Byłam bardzo ciekawa tego debiutu i tej historii. I nie zawiodłam się, bo autorka potrafiła mnie nie raz zaskoczyć tym, co tam się działo oraz tym jakie wywoływało to we mnie emocje. Świetnie połączyła wątek kryminalny z romansem i przyprawiła to wszystko humorem, który łagodził te wszystkie straszne chwile. Pierwsze skrzypce grał tu wątek kryminalny i Diana. Nawet jeśli coś podejrzewałam odnośnie do Diany, to w rzeczywistości byłam bardzo daleko od prawdy, jaką w pewnym momencie poznałam. Byłam w szoku, wkurzona, przerażona i smutna aż miałam ochotę ją przytulić. Bo to, co przeżyła, było przerażające, a ona mimo wszystko potrafiła pomagać innym i być taka dobra. To była historia Diany i pokazanie, że dla każdego jest szansa na szczęście i miłość, tylko trzeba zaufać, otworzyć się i zaryzykować. Oraz to, że dobro potrafi do nas wrócić, gdy tego będziemy potrzebować. Od początku do samego końca byłam trzymana w niepewności i napięciu, bo rozwiązywanie i poszukiwania sprawcy okazały się dość niebezpieczne.
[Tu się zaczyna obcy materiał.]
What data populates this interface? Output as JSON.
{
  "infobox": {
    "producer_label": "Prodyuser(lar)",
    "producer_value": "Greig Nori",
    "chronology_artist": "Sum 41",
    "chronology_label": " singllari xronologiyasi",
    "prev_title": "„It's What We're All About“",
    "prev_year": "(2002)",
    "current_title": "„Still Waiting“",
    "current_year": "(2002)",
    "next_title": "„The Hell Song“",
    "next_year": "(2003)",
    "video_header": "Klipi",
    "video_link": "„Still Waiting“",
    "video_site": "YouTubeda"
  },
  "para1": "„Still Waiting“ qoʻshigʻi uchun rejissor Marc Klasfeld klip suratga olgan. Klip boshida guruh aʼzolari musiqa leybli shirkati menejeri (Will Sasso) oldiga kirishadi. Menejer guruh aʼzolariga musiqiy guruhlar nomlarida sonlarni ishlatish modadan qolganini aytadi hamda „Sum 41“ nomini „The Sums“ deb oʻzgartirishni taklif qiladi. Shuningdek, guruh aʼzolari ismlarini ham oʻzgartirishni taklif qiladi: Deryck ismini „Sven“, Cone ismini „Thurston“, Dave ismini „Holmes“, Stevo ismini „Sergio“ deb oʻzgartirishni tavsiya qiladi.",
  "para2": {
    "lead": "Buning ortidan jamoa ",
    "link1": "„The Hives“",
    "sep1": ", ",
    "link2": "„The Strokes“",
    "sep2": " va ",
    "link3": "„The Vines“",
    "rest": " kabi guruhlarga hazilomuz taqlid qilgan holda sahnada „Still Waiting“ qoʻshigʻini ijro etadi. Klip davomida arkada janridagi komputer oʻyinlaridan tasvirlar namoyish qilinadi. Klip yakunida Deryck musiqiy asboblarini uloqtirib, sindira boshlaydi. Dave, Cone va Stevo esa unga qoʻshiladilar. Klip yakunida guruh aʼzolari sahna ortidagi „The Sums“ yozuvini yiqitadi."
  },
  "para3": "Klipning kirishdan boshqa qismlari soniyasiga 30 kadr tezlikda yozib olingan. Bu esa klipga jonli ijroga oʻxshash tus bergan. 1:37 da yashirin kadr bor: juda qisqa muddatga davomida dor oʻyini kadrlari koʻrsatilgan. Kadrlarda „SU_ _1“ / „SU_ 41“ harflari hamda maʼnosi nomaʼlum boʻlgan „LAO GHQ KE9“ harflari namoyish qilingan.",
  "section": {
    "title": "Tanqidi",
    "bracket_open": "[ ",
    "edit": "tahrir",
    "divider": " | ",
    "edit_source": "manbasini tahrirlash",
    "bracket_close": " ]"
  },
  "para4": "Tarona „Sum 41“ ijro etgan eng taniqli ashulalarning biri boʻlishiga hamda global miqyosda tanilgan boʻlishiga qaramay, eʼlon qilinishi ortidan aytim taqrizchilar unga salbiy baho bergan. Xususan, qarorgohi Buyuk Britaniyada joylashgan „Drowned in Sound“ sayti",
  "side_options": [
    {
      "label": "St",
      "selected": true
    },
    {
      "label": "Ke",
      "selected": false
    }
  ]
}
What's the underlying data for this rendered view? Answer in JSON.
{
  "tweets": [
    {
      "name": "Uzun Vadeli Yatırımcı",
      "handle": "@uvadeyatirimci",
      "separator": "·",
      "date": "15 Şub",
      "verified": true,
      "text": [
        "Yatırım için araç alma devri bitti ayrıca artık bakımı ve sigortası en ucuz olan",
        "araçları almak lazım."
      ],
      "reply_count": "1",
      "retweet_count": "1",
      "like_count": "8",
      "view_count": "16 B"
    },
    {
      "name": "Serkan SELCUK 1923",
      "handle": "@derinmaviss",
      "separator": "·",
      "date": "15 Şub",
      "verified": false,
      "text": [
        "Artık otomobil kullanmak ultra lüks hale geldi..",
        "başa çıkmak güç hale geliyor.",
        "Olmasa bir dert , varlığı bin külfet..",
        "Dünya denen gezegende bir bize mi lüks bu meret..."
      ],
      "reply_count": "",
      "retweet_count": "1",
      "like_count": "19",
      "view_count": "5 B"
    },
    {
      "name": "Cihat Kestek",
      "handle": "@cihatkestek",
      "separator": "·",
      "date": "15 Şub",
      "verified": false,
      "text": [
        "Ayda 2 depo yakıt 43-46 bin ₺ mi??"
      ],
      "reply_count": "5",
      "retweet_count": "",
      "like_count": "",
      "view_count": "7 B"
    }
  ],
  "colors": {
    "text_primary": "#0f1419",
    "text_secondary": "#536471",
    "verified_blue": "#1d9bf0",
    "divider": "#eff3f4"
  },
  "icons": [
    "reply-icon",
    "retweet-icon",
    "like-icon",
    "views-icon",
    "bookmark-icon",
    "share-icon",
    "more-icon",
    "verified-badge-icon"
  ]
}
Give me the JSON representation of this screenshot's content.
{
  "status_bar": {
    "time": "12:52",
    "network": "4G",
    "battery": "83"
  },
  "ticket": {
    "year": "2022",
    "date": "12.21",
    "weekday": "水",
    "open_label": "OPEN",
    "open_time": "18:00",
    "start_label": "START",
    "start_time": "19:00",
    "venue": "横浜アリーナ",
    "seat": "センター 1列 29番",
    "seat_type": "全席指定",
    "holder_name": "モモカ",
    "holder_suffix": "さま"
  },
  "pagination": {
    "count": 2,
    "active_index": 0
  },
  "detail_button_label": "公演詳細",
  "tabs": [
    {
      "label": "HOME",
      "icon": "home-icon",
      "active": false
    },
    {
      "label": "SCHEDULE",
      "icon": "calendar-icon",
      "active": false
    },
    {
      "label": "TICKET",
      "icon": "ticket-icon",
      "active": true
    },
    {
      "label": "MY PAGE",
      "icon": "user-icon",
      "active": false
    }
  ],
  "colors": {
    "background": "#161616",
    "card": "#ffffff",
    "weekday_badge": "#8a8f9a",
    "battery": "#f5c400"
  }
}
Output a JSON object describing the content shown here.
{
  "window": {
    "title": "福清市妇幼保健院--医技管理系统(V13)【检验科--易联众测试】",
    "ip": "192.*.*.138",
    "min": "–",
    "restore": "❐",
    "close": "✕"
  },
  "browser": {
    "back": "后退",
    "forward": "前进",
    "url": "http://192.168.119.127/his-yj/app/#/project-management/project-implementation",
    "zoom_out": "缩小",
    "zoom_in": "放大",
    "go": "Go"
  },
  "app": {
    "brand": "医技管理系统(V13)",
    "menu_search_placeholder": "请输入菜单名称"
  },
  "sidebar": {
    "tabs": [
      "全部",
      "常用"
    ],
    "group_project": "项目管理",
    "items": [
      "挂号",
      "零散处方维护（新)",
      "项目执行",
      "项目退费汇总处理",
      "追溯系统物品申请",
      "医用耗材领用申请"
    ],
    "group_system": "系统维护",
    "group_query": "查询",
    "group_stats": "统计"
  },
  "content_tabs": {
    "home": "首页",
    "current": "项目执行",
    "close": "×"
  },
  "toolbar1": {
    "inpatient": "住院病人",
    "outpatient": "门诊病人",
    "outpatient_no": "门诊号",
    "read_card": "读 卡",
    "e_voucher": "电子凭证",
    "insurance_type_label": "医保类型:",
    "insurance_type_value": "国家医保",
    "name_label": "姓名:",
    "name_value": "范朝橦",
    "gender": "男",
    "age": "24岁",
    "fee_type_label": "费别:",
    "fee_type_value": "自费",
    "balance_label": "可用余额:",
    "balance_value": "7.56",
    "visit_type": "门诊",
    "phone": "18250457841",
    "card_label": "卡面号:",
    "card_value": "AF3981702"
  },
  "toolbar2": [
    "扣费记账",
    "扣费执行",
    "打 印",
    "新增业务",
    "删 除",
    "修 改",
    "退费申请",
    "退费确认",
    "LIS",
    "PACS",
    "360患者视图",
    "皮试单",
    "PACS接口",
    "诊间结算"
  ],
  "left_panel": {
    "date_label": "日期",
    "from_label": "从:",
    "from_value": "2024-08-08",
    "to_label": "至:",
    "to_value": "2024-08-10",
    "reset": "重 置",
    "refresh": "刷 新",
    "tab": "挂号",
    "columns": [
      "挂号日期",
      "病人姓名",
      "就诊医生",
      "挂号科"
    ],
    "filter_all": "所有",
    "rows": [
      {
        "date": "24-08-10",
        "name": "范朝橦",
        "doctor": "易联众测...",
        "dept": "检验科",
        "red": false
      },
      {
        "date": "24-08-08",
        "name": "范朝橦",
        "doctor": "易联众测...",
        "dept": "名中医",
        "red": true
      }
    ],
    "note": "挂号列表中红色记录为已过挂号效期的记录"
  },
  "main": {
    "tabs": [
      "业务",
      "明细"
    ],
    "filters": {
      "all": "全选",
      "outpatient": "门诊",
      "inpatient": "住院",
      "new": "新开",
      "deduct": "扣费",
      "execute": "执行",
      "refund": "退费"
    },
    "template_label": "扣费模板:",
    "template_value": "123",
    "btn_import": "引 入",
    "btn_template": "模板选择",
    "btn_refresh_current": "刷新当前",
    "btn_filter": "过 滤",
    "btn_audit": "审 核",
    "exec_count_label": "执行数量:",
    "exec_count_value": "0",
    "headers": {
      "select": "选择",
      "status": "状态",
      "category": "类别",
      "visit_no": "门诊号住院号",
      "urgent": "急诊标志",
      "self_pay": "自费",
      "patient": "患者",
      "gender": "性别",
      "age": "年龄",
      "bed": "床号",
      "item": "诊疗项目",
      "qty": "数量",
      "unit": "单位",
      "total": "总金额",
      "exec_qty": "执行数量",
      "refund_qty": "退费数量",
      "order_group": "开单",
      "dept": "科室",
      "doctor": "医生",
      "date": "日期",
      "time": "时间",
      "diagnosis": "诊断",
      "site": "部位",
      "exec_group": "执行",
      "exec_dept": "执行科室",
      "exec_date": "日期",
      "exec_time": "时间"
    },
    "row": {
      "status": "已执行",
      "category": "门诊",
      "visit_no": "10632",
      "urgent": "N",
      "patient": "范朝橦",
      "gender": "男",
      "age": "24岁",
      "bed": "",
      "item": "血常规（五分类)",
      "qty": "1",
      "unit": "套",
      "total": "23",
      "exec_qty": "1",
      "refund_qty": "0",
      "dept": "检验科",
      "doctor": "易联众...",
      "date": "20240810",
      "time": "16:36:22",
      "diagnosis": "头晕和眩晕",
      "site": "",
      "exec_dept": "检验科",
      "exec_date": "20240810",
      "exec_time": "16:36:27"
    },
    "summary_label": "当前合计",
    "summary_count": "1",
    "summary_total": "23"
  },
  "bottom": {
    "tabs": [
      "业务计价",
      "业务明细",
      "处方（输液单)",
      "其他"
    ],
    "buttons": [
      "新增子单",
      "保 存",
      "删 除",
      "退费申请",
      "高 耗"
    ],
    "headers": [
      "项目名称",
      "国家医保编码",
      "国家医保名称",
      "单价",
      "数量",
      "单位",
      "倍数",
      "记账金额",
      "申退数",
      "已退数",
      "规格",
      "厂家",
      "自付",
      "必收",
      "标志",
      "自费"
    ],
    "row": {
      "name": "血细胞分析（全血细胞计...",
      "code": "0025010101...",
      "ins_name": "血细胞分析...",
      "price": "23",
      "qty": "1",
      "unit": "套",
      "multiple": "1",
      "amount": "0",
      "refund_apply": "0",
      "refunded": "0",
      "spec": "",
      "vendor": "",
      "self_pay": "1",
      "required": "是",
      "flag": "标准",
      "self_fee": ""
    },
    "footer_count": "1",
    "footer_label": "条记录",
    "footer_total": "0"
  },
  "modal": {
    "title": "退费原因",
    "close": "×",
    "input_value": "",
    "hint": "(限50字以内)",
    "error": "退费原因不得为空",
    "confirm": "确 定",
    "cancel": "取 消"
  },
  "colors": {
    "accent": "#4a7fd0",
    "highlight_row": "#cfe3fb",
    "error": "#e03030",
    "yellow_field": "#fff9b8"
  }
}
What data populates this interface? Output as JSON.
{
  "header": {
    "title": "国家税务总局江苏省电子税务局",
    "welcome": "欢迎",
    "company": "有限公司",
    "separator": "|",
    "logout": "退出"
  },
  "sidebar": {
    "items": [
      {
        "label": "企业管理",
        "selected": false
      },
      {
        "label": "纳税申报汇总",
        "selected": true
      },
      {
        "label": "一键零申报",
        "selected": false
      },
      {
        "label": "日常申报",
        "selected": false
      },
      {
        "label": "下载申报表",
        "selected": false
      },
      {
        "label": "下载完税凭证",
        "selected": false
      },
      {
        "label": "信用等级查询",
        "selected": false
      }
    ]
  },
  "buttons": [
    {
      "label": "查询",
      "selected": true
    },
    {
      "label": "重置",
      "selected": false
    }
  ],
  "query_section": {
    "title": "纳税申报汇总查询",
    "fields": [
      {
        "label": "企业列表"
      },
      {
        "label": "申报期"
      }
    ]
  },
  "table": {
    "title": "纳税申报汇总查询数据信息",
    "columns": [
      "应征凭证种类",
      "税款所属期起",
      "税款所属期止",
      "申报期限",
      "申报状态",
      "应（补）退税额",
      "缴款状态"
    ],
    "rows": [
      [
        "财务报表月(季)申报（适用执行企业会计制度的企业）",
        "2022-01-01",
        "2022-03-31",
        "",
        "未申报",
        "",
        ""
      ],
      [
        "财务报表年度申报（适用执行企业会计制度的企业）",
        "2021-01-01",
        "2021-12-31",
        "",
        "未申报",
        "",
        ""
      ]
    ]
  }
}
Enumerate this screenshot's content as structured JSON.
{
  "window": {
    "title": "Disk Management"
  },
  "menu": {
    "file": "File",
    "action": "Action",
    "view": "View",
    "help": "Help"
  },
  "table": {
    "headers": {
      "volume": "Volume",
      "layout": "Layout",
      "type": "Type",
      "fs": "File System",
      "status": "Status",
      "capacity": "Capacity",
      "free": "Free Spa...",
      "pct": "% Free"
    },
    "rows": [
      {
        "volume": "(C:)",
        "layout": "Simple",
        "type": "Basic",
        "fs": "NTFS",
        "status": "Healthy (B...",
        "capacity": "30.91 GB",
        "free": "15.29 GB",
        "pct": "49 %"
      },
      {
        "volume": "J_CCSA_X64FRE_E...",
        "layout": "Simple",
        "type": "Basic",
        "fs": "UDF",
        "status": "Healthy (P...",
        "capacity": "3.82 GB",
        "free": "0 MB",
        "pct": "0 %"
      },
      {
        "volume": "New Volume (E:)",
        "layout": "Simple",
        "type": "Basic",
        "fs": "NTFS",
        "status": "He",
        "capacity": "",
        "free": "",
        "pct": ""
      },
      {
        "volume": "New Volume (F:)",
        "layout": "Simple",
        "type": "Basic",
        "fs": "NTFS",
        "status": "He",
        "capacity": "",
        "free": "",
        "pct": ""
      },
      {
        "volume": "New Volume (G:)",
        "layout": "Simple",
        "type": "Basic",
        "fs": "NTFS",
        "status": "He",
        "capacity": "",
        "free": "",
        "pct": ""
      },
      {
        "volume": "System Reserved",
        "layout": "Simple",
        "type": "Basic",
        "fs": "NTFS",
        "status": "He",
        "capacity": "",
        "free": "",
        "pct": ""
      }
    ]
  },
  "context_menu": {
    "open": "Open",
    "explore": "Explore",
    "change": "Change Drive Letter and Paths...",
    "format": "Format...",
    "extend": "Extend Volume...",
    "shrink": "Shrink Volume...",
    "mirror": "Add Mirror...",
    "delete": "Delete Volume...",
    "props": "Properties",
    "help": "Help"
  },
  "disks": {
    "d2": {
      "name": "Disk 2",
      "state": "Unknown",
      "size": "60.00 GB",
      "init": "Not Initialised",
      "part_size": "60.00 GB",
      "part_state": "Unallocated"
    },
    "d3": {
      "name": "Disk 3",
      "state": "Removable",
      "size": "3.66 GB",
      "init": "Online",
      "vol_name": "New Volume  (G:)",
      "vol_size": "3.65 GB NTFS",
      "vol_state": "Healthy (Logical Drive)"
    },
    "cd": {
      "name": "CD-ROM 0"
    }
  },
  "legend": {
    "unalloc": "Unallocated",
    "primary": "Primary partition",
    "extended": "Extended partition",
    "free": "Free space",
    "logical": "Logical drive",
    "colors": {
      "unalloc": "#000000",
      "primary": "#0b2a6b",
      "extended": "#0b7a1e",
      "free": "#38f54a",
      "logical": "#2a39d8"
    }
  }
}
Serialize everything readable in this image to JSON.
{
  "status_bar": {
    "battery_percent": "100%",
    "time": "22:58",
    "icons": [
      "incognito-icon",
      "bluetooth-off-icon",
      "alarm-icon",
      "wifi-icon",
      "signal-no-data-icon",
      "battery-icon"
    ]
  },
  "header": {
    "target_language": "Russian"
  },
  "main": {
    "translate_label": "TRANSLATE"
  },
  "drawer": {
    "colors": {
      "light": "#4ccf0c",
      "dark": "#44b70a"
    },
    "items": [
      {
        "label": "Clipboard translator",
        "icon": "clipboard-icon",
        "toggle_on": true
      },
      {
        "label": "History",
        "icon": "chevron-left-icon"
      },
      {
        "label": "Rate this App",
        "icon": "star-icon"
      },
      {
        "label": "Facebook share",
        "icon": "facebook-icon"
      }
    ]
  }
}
A potem znienacka wrócił jej największy koszmar, który chciał odebrać jej cały spokój i to, co już wypracowała. Autorka zabrała nas w podróż, w której nie da się przewidzieć zakończenia, bo wiecznie jest ono niepewne i nie kiedy bardzo oddalone od tego, czego byśmy chcieli. Cała akcja jest owiana tajemnicą, niepewnością i strachem. Pomysł na całą fabułę jest świetny tak jak wykreowani przez autorkę bohaterowie. Jedynie co mi nie zagrało to relacja między bohaterami, nie przeszkadzało mi to, że tak szybko to się rozwijało, a to że nie czułam między nimi chemii. Jestem ciekawa jej kolejnej książki i tego, co wymyśli, by nas zaskoczyć.